Neste ano, os trabalhadores do setor realizam a Campanha Nacional Unificada para a renovação da Convenção Coletiva de Trabalho (CCT). Segundo Juvandia Moreira, foram realizadas oito rodadas de negociação com a Fenaban, iniciadas no começo de julho, sem apresentação de uma proposta concreta para as reivindicações da categoria. A falta de avanços levou às assembleias que aprovaram realização do dia nacional de paralisação.
A dirigente destaca ainda que o setor bancário vem passando por um processo acelerado de reestruturação, com impactos significativos sobre os trabalhadores.
Uma consulta nacional realizada com cerca de 55 mil bancários apontou que 40% afirmaram ter utilizado, no último ano, medicamentos controlados, como antidepressivos, ansiolíticos e estimulantes. Segundo dados apresentados pela Contraf-CUT, em 2024 a categoria representou 25% dos afastamentos pelo INSS relacionados a doenças mentais ligadas ao trabalho.

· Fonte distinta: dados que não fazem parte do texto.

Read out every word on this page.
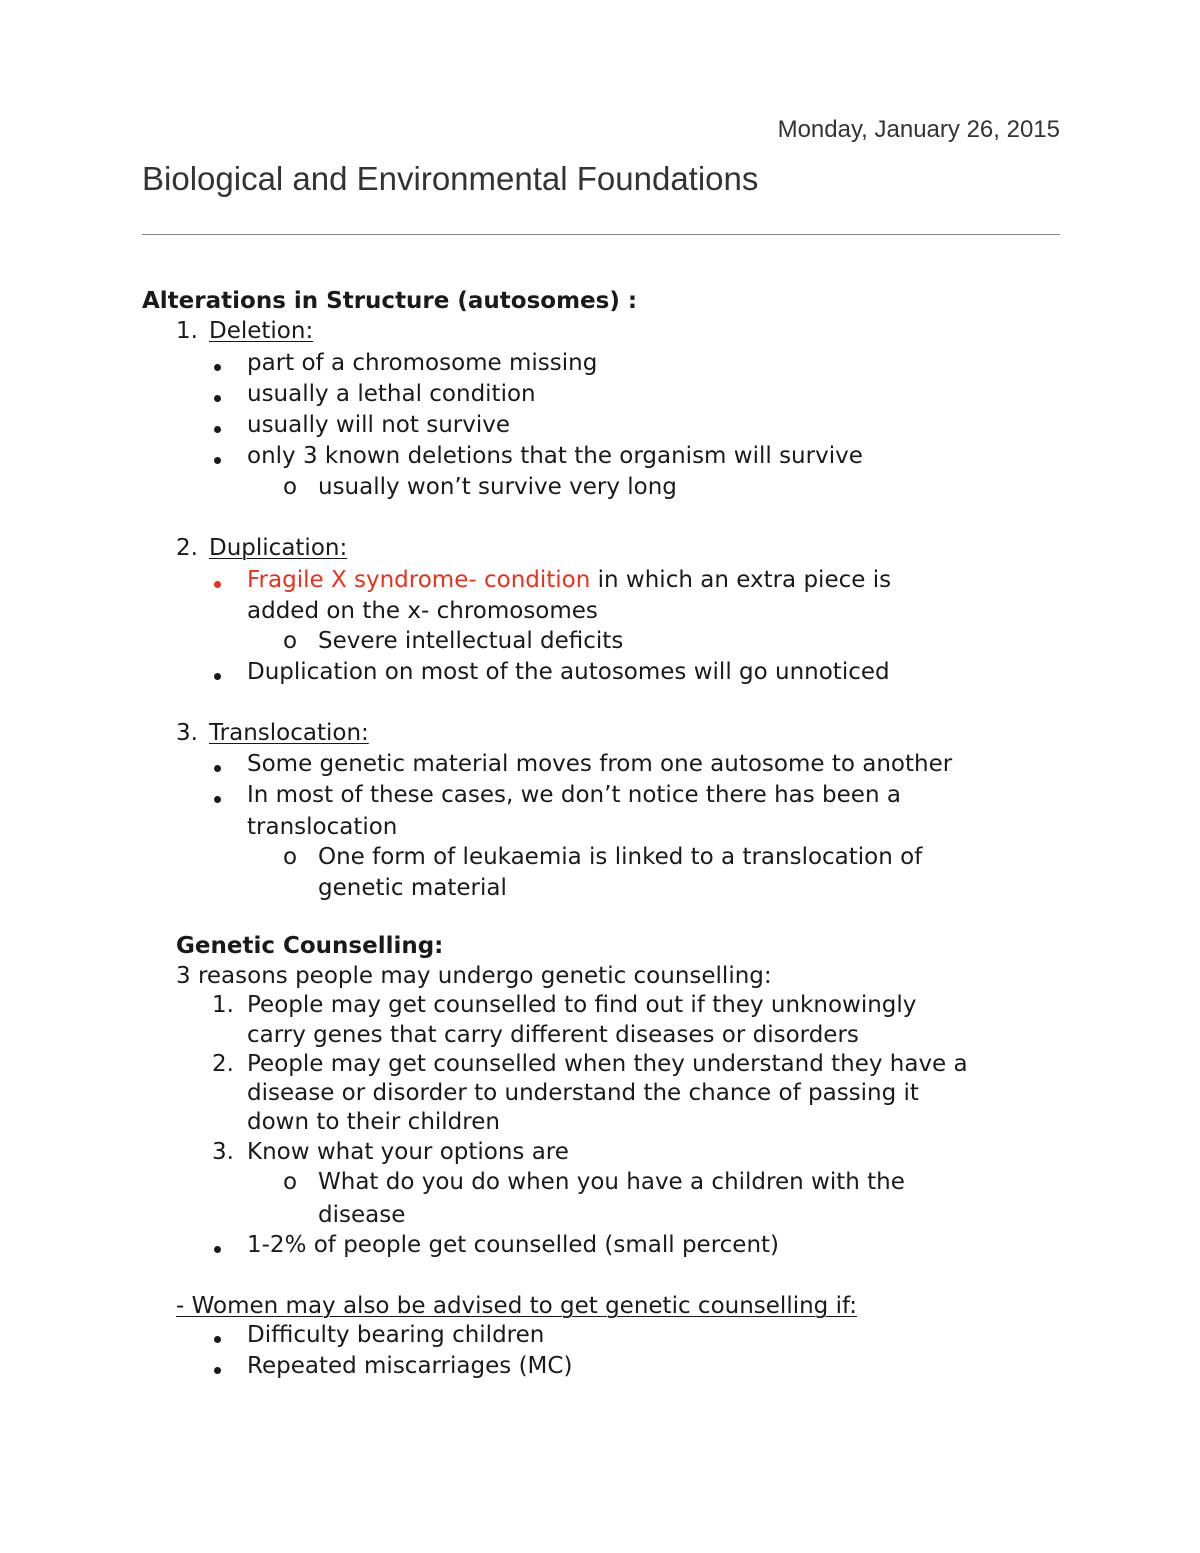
Monday, January 26, 2015
Biological and Environmental Foundations
Alterations in Structure (autosomes) :
1. Deletion:
part of a chromosome missing
usually a lethal condition
usually will not survive
only 3 known deletions that the organism will survive
o usually won’t survive very long
2. Duplication:
Fragile X syndrome- condition in which an extra piece is
added on the x- chromosomes
o Severe intellectual deficits
Duplication on most of the autosomes will go unnoticed
3. Translocation:
Some genetic material moves from one autosome to another
In most of these cases, we don’t notice there has been a
translocation
o One form of leukaemia is linked to a translocation of
genetic material
Genetic Counselling:
3 reasons people may undergo genetic counselling:
1. People may get counselled to find out if they unknowingly
carry genes that carry different diseases or disorders
2. People may get counselled when they understand they have a
disease or disorder to understand the chance of passing it
down to their children
3. Know what your options are
o What do you do when you have a children with the
disease
1-2% of people get counselled (small percent)
- Women may also be advised to get genetic counselling if:
Difficulty bearing children
Repeated miscarriages (MC)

O movimento sindical reivindica reajuste salarial e nas demais remunerações, como PLR, vales-refeição e alimentação, acima da inflação, além de melhorias no piso salarial e a criação de um piso específico para trabalhadores de Tecnologia da Informação (TI).
Os trabalhadores também cobram medidas para combater o assédio moral e o adoecimento relacionado à pressão por metas, equipes reduzidas e sobrecarga de trabalho.
Em 2025, o setor bancário registrou lucro líquido de R$ 171 bilhões, sendo R$ 124 bilhões dos cinco maiores bancos, segundo os dados apresentados pela Contraf-CUT. Mesmo diante desses resultados, a categoria segue sem uma sinalização concreta da Fenaban sobre o reajuste, com a data-base se aproximando, em 31 de agosto.
Teófilo Otoni mostra que a união faz a diferença
A participação dos bancários e bancárias de Teófilo Otoni e Região, especialmente dos trabalhadores da Caixa e do Banco do Brasil, reafirma a importância da união e da mobilização local dentro da Campanha Nacional.
A luta por melhores salários, condições dignas de trabalho, respeito aos trabalhadores e qualidade no atendimento à população não acontece de forma isolada. Cada agência mobilizada, cada trabalhador que participa e cada sindicato que organiza sua base fortalecem a negociação nacional.
A paralisação de 24 horas deixa um recado claro: a categoria está unida, mobilizada e disposta a lutar por uma proposta decente.
Digitalização não pode servir de justificativa para precarização
Os trabalhadores contestam a tese de que o fechamento de agências e postos de trabalho seja uma consequência inevitável da digitalização e do aumento da concorrência.
Segundo os dados apresentados pelo movimento sindical, entre 2015 e 2025, o setor bancário fechou 88 mil postos de trabalho e 9,5 mil agências, enquanto os cinco maiores bancos ampliaram em 49% os contratos com correspondentes bancários, terceirizando serviços.
A redução das estruturas físicas também impacta diretamente a população, especialmente clientes que dependem do atendimento presencial, ao mesmo tempo em que aumenta a pressão sobre os trabalhadores que permanecem nas agências.
Para os bancários e bancárias de Teófilo Otoni e Região, a mobilização demonstra que somente com união, organização e participação coletiva será possível avançar nas reivindicações da categoria.
A paralisação nacional de 20 de agosto representa mais um capítulo da Campanha Nacional Unificada e reforça a importância de permanecer juntos na luta.
Bancários unidos são mais fortes.
A luta é coletiva. A conquista também.